- Agronomic: grass (misc. annual), medics/alfalfa, rye, vetches, wheat
- Crop Production: cover crops, fallow, irrigation, no-till, strip tillage
- Natural Resources/Environment: soil stabilization
- Soil Management: soil quality/health
The imminent depletion of the Ogallala Aquifer demands innovative cropping alternatives to prevent dramatic losses of income when water levels are insufficient for irrigated row-crop production in the Southern High Plains. Integrating winter cover crops with summer crops maximizes land productivity and system profitability by improving water infiltration, stabilizing soils, and increasing potential income channels. Even though the benefits of cover crops for nutrient retention and erosion control are well recognized, adoption has been slow because of concerns that cover crops withdraw soil water to the detriment of the summer crop. This small-plot experiment will test the interacting effects of irrigation and tillage management techniques with five cover-crop species on soil water depletion and productivity of the cover and subsequent summer forage crop.
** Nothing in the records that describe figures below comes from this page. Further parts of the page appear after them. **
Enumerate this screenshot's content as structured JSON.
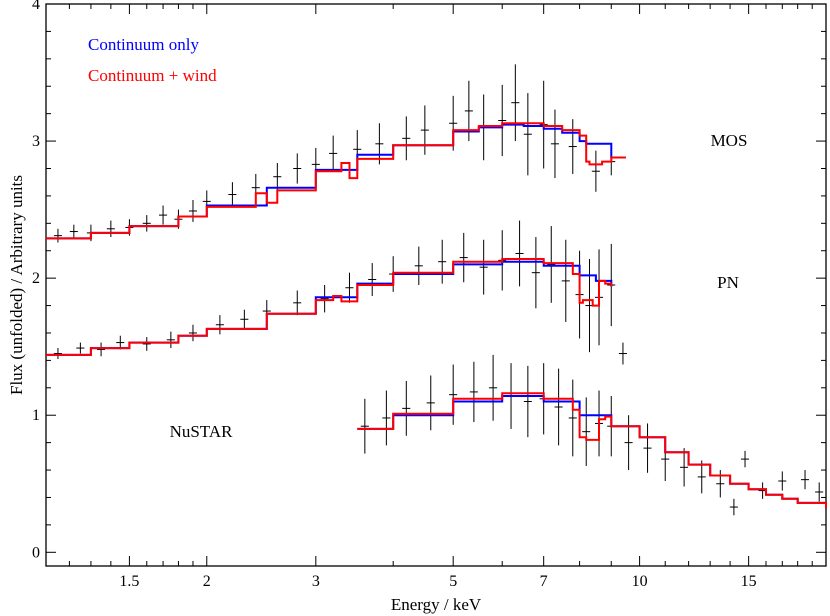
{
  "chart_data": {
    "type": "line",
    "xlabel": "Energy / keV",
    "ylabel": "Flux (unfolded) / Arbitrary units",
    "x_scale": "log",
    "xlim": [
      1.1,
      20
    ],
    "ylim": [
      -0.1,
      4.0
    ],
    "x_ticks": [
      {
        "value": 1.5,
        "label": "1.5"
      },
      {
        "value": 2,
        "label": "2"
      },
      {
        "value": 3,
        "label": "3"
      },
      {
        "value": 5,
        "label": "5"
      },
      {
        "value": 7,
        "label": "7"
      },
      {
        "value": 10,
        "label": "10"
      },
      {
        "value": 15,
        "label": "15"
      }
    ],
    "y_ticks": [
      {
        "value": 0,
        "label": "0"
      },
      {
        "value": 1,
        "label": "1"
      },
      {
        "value": 2,
        "label": "2"
      },
      {
        "value": 3,
        "label": "3"
      },
      {
        "value": 4,
        "label": "4"
      }
    ],
    "legend": {
      "placement": "top-left",
      "entries": [
        {
          "label": "Continuum only",
          "color": "#0000ff"
        },
        {
          "label": "Continuum + wind",
          "color": "#ff0000"
        }
      ]
    },
    "annotations": [
      "MOS",
      "PN",
      "NuSTAR"
    ],
    "series": [
      {
        "name": "Continuum only",
        "color": "#0000ff",
        "dataset": "MOS",
        "x": [
          1.1,
          1.3,
          1.5,
          1.8,
          2.0,
          2.5,
          3.0,
          3.5,
          4.0,
          5.0,
          5.5,
          6.0,
          6.5,
          7.0,
          7.5,
          8.0,
          8.2,
          8.7,
          9.0,
          9.5
        ],
        "y": [
          2.29,
          2.33,
          2.38,
          2.45,
          2.53,
          2.66,
          2.79,
          2.9,
          2.97,
          3.07,
          3.1,
          3.12,
          3.11,
          3.09,
          3.06,
          3.0,
          2.98,
          2.98,
          2.88,
          2.88
        ]
      },
      {
        "name": "Continuum + wind",
        "color": "#ff0000",
        "dataset": "MOS",
        "x": [
          1.1,
          1.3,
          1.5,
          1.8,
          2.0,
          2.4,
          2.5,
          2.6,
          3.0,
          3.3,
          3.4,
          3.5,
          4.0,
          5.0,
          5.5,
          6.0,
          6.5,
          7.0,
          7.5,
          8.0,
          8.2,
          8.3,
          8.7,
          9.0,
          9.5
        ],
        "y": [
          2.29,
          2.33,
          2.38,
          2.45,
          2.52,
          2.62,
          2.55,
          2.64,
          2.78,
          2.84,
          2.73,
          2.87,
          2.97,
          3.08,
          3.11,
          3.13,
          3.13,
          3.11,
          3.08,
          3.04,
          2.85,
          2.83,
          2.85,
          2.88,
          2.88
        ]
      },
      {
        "name": "Continuum only",
        "color": "#0000ff",
        "dataset": "PN",
        "x": [
          1.1,
          1.3,
          1.5,
          1.8,
          2.0,
          2.5,
          3.0,
          3.5,
          4.0,
          5.0,
          6.0,
          7.0,
          8.0,
          8.5,
          9.0
        ],
        "y": [
          1.44,
          1.49,
          1.53,
          1.58,
          1.63,
          1.74,
          1.86,
          1.96,
          2.03,
          2.1,
          2.12,
          2.09,
          2.02,
          1.98,
          1.94
        ]
      },
      {
        "name": "Continuum + wind",
        "color": "#ff0000",
        "dataset": "PN",
        "x": [
          1.1,
          1.3,
          1.5,
          1.8,
          2.0,
          2.5,
          3.0,
          3.2,
          3.3,
          3.5,
          4.0,
          5.0,
          6.0,
          7.0,
          7.8,
          8.0,
          8.1,
          8.4,
          8.6,
          8.8,
          9.0
        ],
        "y": [
          1.44,
          1.49,
          1.53,
          1.58,
          1.63,
          1.74,
          1.84,
          1.87,
          1.83,
          1.95,
          2.04,
          2.12,
          2.14,
          2.11,
          2.03,
          1.82,
          1.84,
          1.8,
          1.98,
          1.96,
          1.94
        ]
      },
      {
        "name": "Continuum only",
        "color": "#0000ff",
        "dataset": "NuSTAR",
        "x": [
          3.5,
          4.0,
          5.0,
          6.0,
          7.0,
          8.0,
          9.0,
          10.0,
          11.0,
          12.0,
          13.0,
          14.0,
          15.0,
          16.0,
          17.0,
          18.0,
          20.0
        ],
        "y": [
          0.9,
          1.0,
          1.1,
          1.14,
          1.1,
          1.0,
          0.92,
          0.84,
          0.73,
          0.64,
          0.56,
          0.5,
          0.46,
          0.42,
          0.39,
          0.36,
          0.32
        ]
      },
      {
        "name": "Continuum + wind",
        "color": "#ff0000",
        "dataset": "NuSTAR",
        "x": [
          3.5,
          4.0,
          5.0,
          6.0,
          7.0,
          7.8,
          8.0,
          8.2,
          8.6,
          8.8,
          9.0,
          10.0,
          11.0,
          12.0,
          13.0,
          14.0,
          15.0,
          16.0,
          17.0,
          18.0,
          20.0
        ],
        "y": [
          0.9,
          1.01,
          1.12,
          1.16,
          1.12,
          1.04,
          0.84,
          0.82,
          0.97,
          0.99,
          0.92,
          0.84,
          0.73,
          0.64,
          0.56,
          0.5,
          0.46,
          0.42,
          0.39,
          0.36,
          0.32
        ]
      }
    ],
    "data_points": [
      {
        "dataset": "MOS",
        "x": [
          1.15,
          1.22,
          1.3,
          1.4,
          1.5,
          1.6,
          1.7,
          1.8,
          1.9,
          2.0,
          2.2,
          2.4,
          2.6,
          2.8,
          3.0,
          3.2,
          3.5,
          3.8,
          4.2,
          4.5,
          5.0,
          5.3,
          5.6,
          6.0,
          6.3,
          6.6,
          7.0,
          7.3,
          7.8,
          8.5,
          9.0
        ],
        "y": [
          2.31,
          2.34,
          2.33,
          2.36,
          2.37,
          2.4,
          2.46,
          2.43,
          2.49,
          2.56,
          2.61,
          2.66,
          2.74,
          2.8,
          2.83,
          2.91,
          2.94,
          2.98,
          3.02,
          3.08,
          3.13,
          3.22,
          3.1,
          3.15,
          3.28,
          3.05,
          3.12,
          2.98,
          2.96,
          2.78,
          2.85
        ],
        "yerr": [
          0.05,
          0.05,
          0.06,
          0.06,
          0.06,
          0.06,
          0.07,
          0.07,
          0.08,
          0.08,
          0.09,
          0.1,
          0.1,
          0.11,
          0.12,
          0.13,
          0.14,
          0.15,
          0.16,
          0.18,
          0.2,
          0.22,
          0.24,
          0.26,
          0.28,
          0.3,
          0.32,
          0.25,
          0.2,
          0.15,
          0.1
        ]
      },
      {
        "dataset": "PN",
        "x": [
          1.15,
          1.25,
          1.35,
          1.45,
          1.6,
          1.75,
          1.9,
          2.1,
          2.3,
          2.5,
          2.8,
          3.1,
          3.4,
          3.7,
          4.0,
          4.4,
          4.8,
          5.2,
          5.6,
          6.0,
          6.4,
          6.8,
          7.2,
          7.6,
          8.0,
          8.3,
          8.6,
          9.0,
          9.4
        ],
        "y": [
          1.45,
          1.49,
          1.48,
          1.53,
          1.52,
          1.55,
          1.6,
          1.66,
          1.7,
          1.76,
          1.82,
          1.85,
          1.93,
          1.99,
          2.03,
          2.09,
          2.12,
          2.15,
          2.08,
          2.13,
          2.18,
          2.04,
          2.1,
          1.98,
          1.88,
          1.8,
          1.86,
          1.95,
          1.45
        ],
        "yerr": [
          0.04,
          0.04,
          0.05,
          0.05,
          0.05,
          0.06,
          0.06,
          0.07,
          0.07,
          0.08,
          0.09,
          0.1,
          0.11,
          0.12,
          0.13,
          0.14,
          0.16,
          0.18,
          0.2,
          0.22,
          0.24,
          0.26,
          0.28,
          0.3,
          0.32,
          0.34,
          0.35,
          0.3,
          0.08
        ]
      },
      {
        "dataset": "NuSTAR",
        "x": [
          3.6,
          3.9,
          4.2,
          4.6,
          5.0,
          5.4,
          5.8,
          6.2,
          6.6,
          7.0,
          7.4,
          7.8,
          8.2,
          8.6,
          9.0,
          9.6,
          10.3,
          11.0,
          11.8,
          12.6,
          13.5,
          14.2,
          14.8,
          15.8,
          17.0,
          18.5,
          19.5
        ],
        "y": [
          0.92,
          0.98,
          1.05,
          1.09,
          1.15,
          1.17,
          1.2,
          1.14,
          1.1,
          1.12,
          1.06,
          0.98,
          0.88,
          0.94,
          0.92,
          0.8,
          0.76,
          0.68,
          0.62,
          0.55,
          0.5,
          0.33,
          0.68,
          0.45,
          0.52,
          0.53,
          0.44
        ],
        "yerr": [
          0.2,
          0.2,
          0.2,
          0.2,
          0.22,
          0.22,
          0.24,
          0.24,
          0.26,
          0.26,
          0.28,
          0.28,
          0.25,
          0.24,
          0.22,
          0.2,
          0.18,
          0.16,
          0.14,
          0.12,
          0.1,
          0.06,
          0.06,
          0.06,
          0.07,
          0.07,
          0.07
        ]
      }
    ],
    "grid": false
  }
}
The overall aim is to compare the success of residue management schemes in reducing irrigation needs for the water-limited Southern High Plains region. Data collection will include photographically monitoring ground cover of the cover crops, quantifying plant canopy characteristics and biomass, and monitoring soil water depletion. Research conclusions will be compiled into fact sheets readily available to producers through the Texas Alliance for Water Conservation (TAWC) annual Water College and electronic media, and to be distributed and demonstrated at TAWC and TTU Research Field Days. The impact of this project is two-fold: strengthen rural communities by ensuring the persistence of profitable agriculture in the region, and stabilizing the soil surface from excessive wind erosion and desiccation.
Project objectives from proposal:
- Compare persistence and productivity of five winter cover crop species under four water and tillage treatment combinations for ability to conserve soil water and promote growth of summer forage.
- Compare residual effects of cover crops and winter management strategies on the productivity and nutrient status of a subsequent no-till, irrigated summer teff hay crop. Potential effects include nitrogen supplied by legumes, allelopathy from wheat and rye, and depletion of ground water resources.
- Compile research conclusions into fact sheets readily available to producers through the TAWC outreach program and to be demonstrated at Texas Tech Research Field Days.